Tribunal Administratif de Rennes — Décision N° TA35-2500655

jeudi 20 février 2025

JuridictionTribunal Administratif de Rennes
SectionTribunal Administratif de Rennes
N° DossierTA35-2500655
TypeDécision
RecoursExcès de pouvoir
PublicationC
FormationEloignement urgent

Résumé IA

Le Tribunal Administratif de Rennes a rejeté la requête de M. A, ressortissant guinéen, qui contestait le refus de l'OFII de lui octroyer les conditions matérielles d'accueil suite à sa demande de réexamen d'asile. Le tribunal a écarté le moyen d'incompétence, jugeant que la signataire disposait d'une délégation régulière, et celui de vice de procédure, l'intéressé ayant été informé dans une langue qu'il comprend. Sur le fond, il a appliqué l'article L. 551-15 du code de l'entrée et du séjour des étrangers et du droit d'asile, qui permet de refuser ces conditions en cas de demande de réexamen, et a estimé que la décision était suffisamment motivée.
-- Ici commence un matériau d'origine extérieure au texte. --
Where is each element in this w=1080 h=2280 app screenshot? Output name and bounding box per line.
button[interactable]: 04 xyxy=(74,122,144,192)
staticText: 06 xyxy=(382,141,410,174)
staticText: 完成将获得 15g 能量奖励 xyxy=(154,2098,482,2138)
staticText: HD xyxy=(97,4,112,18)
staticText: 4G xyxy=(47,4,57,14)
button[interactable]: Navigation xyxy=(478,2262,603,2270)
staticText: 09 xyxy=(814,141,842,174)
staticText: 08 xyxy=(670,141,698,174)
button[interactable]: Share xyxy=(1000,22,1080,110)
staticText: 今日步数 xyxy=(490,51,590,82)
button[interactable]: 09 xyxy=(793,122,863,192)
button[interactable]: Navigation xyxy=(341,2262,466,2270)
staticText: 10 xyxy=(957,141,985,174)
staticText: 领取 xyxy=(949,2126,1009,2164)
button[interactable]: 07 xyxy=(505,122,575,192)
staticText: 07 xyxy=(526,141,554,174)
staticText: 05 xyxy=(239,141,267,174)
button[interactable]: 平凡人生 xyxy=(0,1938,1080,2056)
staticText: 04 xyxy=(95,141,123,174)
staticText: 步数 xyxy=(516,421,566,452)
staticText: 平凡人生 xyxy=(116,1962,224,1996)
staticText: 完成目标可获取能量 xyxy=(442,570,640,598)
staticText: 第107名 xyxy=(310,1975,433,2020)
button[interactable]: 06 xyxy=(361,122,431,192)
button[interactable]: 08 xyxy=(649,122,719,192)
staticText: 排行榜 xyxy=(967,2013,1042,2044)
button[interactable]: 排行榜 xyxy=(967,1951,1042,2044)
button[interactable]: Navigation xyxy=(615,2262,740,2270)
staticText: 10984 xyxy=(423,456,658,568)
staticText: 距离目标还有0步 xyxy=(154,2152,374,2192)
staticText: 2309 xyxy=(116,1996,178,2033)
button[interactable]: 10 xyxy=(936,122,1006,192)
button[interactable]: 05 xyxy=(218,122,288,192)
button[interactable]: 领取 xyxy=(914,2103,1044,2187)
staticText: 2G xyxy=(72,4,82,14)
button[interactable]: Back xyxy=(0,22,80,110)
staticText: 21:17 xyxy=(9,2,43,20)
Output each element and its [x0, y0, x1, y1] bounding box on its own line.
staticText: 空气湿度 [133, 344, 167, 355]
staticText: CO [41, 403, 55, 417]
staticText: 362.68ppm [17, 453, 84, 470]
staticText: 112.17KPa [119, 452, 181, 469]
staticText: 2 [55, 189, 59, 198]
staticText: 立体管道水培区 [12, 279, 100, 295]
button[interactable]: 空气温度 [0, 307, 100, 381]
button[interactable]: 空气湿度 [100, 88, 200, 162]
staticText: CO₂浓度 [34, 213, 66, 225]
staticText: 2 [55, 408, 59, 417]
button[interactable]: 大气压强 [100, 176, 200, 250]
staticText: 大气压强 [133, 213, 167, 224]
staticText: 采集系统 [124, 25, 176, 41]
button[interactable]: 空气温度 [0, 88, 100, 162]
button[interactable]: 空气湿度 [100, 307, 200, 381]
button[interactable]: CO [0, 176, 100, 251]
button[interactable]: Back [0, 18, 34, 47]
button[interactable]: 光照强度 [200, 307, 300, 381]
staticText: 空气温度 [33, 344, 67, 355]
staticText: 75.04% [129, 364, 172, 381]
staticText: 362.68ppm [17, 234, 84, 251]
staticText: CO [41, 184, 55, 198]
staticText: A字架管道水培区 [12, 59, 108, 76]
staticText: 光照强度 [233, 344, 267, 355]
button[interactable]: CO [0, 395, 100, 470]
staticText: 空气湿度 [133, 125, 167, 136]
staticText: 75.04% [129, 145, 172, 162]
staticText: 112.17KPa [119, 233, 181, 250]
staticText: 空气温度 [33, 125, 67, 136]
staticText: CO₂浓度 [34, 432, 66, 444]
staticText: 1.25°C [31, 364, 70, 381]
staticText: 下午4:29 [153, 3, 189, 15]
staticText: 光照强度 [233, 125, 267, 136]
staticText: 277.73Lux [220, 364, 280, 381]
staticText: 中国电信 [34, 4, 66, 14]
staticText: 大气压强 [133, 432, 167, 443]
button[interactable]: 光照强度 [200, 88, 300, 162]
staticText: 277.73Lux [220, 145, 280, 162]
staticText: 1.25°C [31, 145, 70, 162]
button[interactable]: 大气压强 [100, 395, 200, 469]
La requête a donc été rejetée dans son ensemble.

Texte intégral

Vu la procédure suivante :

Par une requête, enregistrée le 31 janvier 2025, et un mémoire enregistré le 11 février 2025, M. G A, représenté par Me Le Bihan, demande au tribunal :

1°) d'annuler la décision de refus des conditions matérielles d'accueil de l'Office français de l'immigration et de l'intégration (OFII) du 24 janvier 2025 ;

2°) d'enjoindre à l'OFII de lui accorder de manière rétroactive au 24 janvier 2025 les conditions matérielles d'accueil dans un délai de huit jours à compter de la notification du jugement à intervenir ;

3°) de mettre à la charge de l'OFII la somme de 1 800 euros en application de l'article L. 761-1 du code de justice administrative et de l'article 37 de la loi du 10 juillet 1991 relative à l'aide juridique.

Il soutient que :

- la décision est entachée d'incompétence ;

- elle est entachée d'un vice de procédure dès lors il n'est pas établi qu'il a reçu l'information prévue par l'article L. 511-10 du code de l'entrée et du séjour des étrangers et du droit d'asile dans les conditions prévues par cet article ;

- elle méconnaît l'article L. 551-15 du code de l'entrée et du séjour des étrangers et du droit d'asile.

Par un mémoire en défense, enregistré le 10 février 2025, l'OFII conclut au rejet de la requête.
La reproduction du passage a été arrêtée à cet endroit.